The last time I wrote a column about the turmoil at the Department of Human Services was the end of July. At the time, the agency was in the midst of significant staff chaos. Two deputy commissioners had resigned, then un-resigned. The top commissioner, Tony Lourey, and his chief of staff resigned. And the career Medicaid director had his job unexpectedly terminated and reported “serious systemic issues” at the department.
This is to say nothing of ongoing pervasive fraud within the Childcare Assistance program, numerous data privacy breaches, and several instances of fraud and waste that cost taxpayers millions.
Four months later, I’m sorry to report the culture at DHS has not improved one bit.
Here are some of the new controversies to come out of DHS since my last column:
• The department admitted to overpaying three northern Minnesota tribes $29 million for Medicaid services.
• DHS overbilled MinnesotaCare enrollees by almost $2 million, then was forced to issue refunds.
• DHS announced that Medicaid paid $3.7 million for benefits to dead people.
• A nonpartisan audit found “troubling dysfunction” at DHS led to overpayments to the tribes.
• An investigation found the $600 million MnChoices system for disability assistance crashes regularly, has a 32% error rate when determining eligibility, and cost 10 times more than expected.
• Reports surfaced that DHS and other state agencies routinely break the law when awarding new contracts. It happened 1,800 times last year alone.
• DHS found an additional $22 million in improper spending that has to be repaid to the federal government. $13 million of this took place even after the errors were brought to light.
• DHS gave bad instructions to counties and tribes to collect more than $700,000 in overpayments to poor people, and now that money must be returned.
• DHS’ failure to issue timely instructions resulted in $624,000 in improper payments to foster homes that didn’t meet federal background check requirements.
Again, those all happened in the last four months.
I have had serious problems with the culture at DHS going back to the child care assistance scandal.
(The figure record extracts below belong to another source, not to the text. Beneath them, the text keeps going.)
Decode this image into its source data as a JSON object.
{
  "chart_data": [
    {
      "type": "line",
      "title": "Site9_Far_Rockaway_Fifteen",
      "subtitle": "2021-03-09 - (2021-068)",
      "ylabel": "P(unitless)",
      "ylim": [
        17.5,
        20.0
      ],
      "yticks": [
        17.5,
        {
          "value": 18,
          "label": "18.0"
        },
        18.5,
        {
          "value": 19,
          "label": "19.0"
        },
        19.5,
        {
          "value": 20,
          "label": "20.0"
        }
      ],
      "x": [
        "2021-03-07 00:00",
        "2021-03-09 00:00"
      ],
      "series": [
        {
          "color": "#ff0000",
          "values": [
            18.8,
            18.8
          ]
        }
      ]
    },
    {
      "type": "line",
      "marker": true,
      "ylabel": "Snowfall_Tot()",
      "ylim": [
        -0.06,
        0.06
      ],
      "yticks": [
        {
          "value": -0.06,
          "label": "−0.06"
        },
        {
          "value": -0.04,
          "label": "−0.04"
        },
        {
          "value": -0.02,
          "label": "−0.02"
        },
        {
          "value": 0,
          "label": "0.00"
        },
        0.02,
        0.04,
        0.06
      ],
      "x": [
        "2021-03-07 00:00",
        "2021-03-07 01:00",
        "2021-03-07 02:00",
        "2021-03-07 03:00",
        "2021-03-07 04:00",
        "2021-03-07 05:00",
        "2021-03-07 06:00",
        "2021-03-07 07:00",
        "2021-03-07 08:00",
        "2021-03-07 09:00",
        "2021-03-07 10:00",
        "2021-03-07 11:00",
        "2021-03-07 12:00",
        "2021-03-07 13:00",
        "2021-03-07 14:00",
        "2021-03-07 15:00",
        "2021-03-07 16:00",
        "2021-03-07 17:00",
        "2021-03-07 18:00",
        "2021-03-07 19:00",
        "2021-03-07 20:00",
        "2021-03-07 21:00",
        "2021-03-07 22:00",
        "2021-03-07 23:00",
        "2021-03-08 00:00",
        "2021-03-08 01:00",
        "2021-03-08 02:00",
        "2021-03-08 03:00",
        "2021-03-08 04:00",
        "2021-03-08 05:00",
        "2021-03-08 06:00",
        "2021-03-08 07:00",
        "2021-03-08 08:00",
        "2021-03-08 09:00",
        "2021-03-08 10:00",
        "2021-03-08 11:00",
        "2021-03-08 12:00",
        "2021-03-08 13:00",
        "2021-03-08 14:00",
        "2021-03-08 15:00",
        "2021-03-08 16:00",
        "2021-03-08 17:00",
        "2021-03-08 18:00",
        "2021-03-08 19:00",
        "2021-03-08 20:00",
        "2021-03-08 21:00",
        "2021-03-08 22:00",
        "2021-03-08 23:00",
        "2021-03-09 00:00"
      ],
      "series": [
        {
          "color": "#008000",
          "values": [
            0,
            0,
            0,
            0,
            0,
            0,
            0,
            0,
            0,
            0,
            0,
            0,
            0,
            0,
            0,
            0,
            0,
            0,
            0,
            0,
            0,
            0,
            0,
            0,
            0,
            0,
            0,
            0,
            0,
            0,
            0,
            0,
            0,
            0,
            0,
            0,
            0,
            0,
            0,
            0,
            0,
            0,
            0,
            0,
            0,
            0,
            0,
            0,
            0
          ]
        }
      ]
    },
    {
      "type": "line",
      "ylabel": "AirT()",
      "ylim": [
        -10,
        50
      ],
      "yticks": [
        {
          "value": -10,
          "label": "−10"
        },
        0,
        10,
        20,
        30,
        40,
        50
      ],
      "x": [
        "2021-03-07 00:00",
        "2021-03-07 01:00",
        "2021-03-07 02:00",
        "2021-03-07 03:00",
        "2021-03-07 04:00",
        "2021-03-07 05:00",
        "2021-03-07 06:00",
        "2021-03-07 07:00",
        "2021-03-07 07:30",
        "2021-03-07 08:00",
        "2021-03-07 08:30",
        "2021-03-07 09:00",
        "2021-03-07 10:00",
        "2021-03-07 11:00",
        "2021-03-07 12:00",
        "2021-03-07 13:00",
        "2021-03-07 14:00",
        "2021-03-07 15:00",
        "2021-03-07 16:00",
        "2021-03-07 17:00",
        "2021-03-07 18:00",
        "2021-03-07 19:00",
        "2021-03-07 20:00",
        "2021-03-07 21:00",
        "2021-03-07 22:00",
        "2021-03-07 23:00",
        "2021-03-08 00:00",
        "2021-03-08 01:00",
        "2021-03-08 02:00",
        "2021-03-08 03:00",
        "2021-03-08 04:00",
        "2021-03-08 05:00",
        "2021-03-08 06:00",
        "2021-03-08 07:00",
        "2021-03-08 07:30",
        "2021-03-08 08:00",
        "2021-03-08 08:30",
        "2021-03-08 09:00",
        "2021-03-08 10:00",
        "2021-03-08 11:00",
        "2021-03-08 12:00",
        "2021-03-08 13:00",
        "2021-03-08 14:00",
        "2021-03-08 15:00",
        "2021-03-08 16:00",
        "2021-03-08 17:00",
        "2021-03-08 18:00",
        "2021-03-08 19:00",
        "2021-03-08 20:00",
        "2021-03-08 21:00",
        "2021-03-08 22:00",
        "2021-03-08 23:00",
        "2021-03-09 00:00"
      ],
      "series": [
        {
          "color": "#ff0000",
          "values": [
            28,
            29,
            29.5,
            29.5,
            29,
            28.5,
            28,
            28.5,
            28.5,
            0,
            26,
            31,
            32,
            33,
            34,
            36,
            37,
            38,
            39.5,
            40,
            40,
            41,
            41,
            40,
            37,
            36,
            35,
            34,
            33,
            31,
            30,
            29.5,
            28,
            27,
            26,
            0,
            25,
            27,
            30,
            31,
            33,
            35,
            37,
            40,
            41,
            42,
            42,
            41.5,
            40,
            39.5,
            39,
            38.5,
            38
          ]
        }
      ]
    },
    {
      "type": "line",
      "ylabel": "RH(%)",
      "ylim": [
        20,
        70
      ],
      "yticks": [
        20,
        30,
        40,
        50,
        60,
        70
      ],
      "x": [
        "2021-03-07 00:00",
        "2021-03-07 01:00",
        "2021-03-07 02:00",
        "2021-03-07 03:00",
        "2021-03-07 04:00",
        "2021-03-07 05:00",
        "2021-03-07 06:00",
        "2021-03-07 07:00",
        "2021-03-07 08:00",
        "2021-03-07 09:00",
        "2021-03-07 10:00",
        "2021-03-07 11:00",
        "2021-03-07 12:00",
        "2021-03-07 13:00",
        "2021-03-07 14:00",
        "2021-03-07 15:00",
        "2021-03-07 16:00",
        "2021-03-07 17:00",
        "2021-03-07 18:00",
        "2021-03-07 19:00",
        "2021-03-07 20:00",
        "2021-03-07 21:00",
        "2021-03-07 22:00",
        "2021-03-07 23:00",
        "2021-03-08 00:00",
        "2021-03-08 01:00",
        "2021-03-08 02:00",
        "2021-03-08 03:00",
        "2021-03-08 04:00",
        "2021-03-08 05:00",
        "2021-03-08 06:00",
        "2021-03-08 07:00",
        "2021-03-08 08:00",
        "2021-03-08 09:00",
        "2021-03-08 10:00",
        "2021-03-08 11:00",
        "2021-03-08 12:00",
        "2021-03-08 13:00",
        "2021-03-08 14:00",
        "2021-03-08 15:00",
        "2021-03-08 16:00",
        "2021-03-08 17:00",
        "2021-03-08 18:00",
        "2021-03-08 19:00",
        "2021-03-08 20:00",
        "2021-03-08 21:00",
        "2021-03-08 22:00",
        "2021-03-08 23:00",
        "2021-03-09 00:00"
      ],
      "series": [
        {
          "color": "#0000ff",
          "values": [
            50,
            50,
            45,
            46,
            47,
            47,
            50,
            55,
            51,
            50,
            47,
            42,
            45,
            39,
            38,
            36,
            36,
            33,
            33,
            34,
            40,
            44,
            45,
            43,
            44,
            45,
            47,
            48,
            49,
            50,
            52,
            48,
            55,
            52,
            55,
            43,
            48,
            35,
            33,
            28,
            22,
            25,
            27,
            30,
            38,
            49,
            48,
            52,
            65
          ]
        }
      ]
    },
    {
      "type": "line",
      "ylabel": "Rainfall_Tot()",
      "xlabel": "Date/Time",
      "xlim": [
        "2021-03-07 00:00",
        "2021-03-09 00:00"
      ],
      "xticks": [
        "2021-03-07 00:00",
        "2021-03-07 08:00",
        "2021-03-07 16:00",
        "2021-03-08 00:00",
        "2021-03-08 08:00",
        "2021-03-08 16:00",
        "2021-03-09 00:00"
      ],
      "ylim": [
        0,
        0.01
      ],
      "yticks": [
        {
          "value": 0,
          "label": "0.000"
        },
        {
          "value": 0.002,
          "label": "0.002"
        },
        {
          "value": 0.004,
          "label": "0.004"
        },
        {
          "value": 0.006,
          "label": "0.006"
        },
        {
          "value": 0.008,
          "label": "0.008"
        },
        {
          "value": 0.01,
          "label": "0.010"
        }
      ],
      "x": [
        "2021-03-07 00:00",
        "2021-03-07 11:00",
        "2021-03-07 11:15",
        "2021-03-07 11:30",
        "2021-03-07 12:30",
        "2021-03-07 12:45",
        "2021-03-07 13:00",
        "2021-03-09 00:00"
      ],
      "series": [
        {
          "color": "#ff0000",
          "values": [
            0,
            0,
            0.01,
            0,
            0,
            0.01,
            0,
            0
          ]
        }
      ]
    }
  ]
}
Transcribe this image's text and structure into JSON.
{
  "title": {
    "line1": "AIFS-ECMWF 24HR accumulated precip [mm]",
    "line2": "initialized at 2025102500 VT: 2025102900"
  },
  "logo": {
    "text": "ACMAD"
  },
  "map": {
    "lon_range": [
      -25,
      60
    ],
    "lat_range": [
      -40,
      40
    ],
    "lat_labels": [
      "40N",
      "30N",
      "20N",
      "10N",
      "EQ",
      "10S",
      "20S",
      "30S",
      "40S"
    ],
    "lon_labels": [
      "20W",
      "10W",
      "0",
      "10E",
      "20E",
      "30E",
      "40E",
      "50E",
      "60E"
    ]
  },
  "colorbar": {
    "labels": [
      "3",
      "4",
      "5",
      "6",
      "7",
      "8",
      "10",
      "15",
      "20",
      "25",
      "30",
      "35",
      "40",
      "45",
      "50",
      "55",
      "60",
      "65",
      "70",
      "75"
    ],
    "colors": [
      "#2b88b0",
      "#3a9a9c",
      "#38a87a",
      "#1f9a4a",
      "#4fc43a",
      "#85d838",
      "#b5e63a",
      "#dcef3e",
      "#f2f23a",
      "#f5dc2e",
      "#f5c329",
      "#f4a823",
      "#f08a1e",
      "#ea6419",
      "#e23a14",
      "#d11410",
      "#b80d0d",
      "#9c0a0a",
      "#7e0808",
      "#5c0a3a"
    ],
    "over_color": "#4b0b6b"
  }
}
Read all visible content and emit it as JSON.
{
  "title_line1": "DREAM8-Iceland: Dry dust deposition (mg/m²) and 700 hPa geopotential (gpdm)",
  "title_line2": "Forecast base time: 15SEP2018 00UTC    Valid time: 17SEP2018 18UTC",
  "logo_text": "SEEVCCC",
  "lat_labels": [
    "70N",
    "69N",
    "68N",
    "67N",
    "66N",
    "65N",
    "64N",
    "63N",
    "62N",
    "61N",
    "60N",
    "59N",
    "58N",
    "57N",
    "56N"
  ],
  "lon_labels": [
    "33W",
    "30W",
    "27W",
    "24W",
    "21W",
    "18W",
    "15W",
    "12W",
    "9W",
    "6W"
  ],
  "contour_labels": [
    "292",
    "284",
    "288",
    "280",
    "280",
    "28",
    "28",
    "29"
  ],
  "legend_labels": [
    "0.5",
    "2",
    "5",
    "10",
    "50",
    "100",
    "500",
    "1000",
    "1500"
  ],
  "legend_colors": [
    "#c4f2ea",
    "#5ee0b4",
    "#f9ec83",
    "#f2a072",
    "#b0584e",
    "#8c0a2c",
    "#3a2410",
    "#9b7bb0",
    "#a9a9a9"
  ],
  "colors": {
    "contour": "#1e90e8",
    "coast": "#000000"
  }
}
I have voiced my complaints and pushed DHS leadership to reevaluate their operations, but I have met quite a bit of resistance.
Even as more and more issues came to light this summer and fall, the Senate held several investigative hearings. DHS leadership mostly acknowledged that there are problems but only offered vague promises to fix them. We have heard little in the way of specifics.
The new DHS commissioner, Jodi Harpstead, does seem sincere about her desire to turn the agency around. She is still fairly new on the job, but I will be watching carefully to make sure there is measurable progress being made, and that it is being made fast.
The Senate has oversight authority, but the Department of Human Services is an agency of the executive branch. The ultimate responsibility for its success or failure lies with Gov. Tim Walz. He needs to step up, take responsibility, and fix it.
Expect this to be a major topic next session, particularly if we don’t receive a specific plan to improve the agency.